Alliant tradition et modernité, ''Wilderness Of Mirrors'' surprend par sa richesse musicale et sa qualité d’interprétation. Du grand art, assurément.
10 titres
Metal Progressif
Durée : 47
Sorti le 27/03/2026
173 vues
Que de chemin parcouru pour Myrath depuis ses débuts il y a vingt-cinq ans maintenant. De curiosité exotique, les (franco)tunisiens sont devenus des incontournables de la scène metal symphonique. Et ce n’est pas leur dernier opus en date qui viendra contredire ce fait.

Deux ans après un ''Karma'' qui voyait le groupe élargir son répertoire et ses ambitions artistiques pour un résultat pas complètement convaincant, ''Wilderness Of Mirrors'' vient confirmer cette tendance mais avec bien plus de réussite. Puissante, racée, entrainante, cette septième offrande est bien mieux maitrisée que son prédécesseur, ce qui la rend d’emblée addictive.

Introduit par une ambiance teintée de féerie, 'The Funeral' rentre dans le vif du sujet via un metal puissant à l’ambiance cinématographique prononcée. Sur de solides fondations rythmiques viennent se poser des mélodies imparables et des éléments orchestraux qui font de cet opener une pièce lumineuse et séduisante.

'Until The End', qui mêle riffs modernes et sonorités arabisantes, s’enorgueillit de la présence vocale d’Elise Ryd (Amaranthe) pour une prestation des plus remarquables. A ses côtés Zaher Zorgati nous régale de son talent et démontre quel chanteur exceptionnel il est.

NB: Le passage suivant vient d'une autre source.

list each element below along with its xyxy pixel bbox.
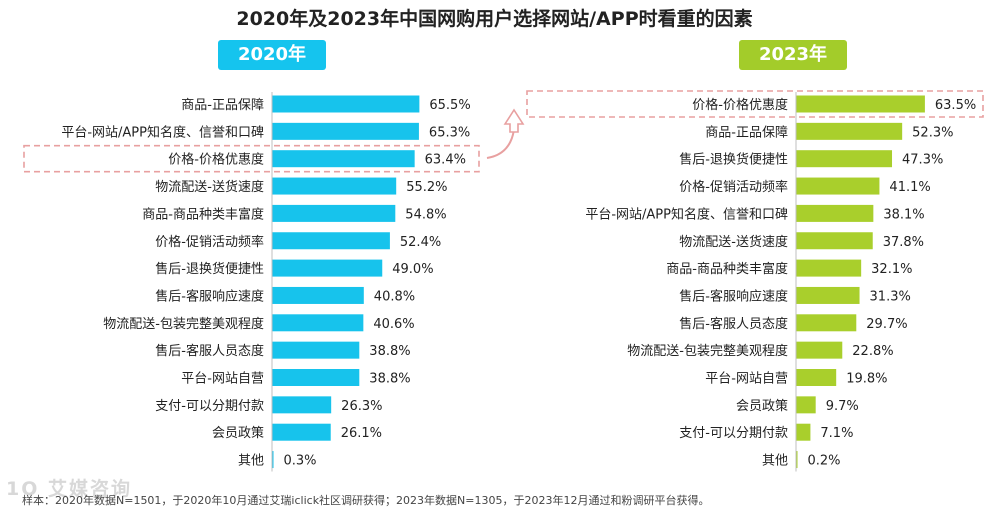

Modulant entre puissance débridée ('Breathing Near The Roar') et registre plus intimiste (l’émouvant 'Soul Of My Soul'), il fait preuve d’un incroyable feeling sur 'Les Enfants Du Soleil'. Doté d’un superbe pont orchestral et sublimé par la chorale des petits chanteurs de Saint Remy de Provence, ce morceau prend des atours de comédie musicale rappelant le Cléopâtre de Kamel Ouali.

Cet aspect est encore renforcé par l’unité des morceaux, aux structures finement élaborées et par un track-listing intelligemment pensé. Accroche est le maitre-mot de cette cuvée 2026 tant les riffs et les arrangements semblent couler de source, procurant de ce fait un plaisir d’écoute intense à l’auditeur.

'Still The Dawn Will Come' et 'Edge Of The Night' synthétisent on ne peut mieux la rencontre orient/occident, guitares sous-accordées et musique traditionnelle s’accouplant en une parfaite osmose.

Si 'Echoes Of The Fallen' s’inscrit dans une veine résolument moderne, 'The Clown' se pare d’effluves eighties qui vont faire regretter aux plus anciens cette décennie dorée. Pattern de batterie et chant en mawwâl font de ce titre un véritable bijou, qu’on espère voir joué sur la prochaine tournée tant il se prête à une interprétation live.

Apothéose de ce septième long, 'Through The Seasons' prend des allures de rock opera par sa construction et la richesse de son instrumentation (chœurs, piano, guitare sèche, darbouka). Belle façon de clôturer une œuvre qui n’a pas fini de faire parler d’elle.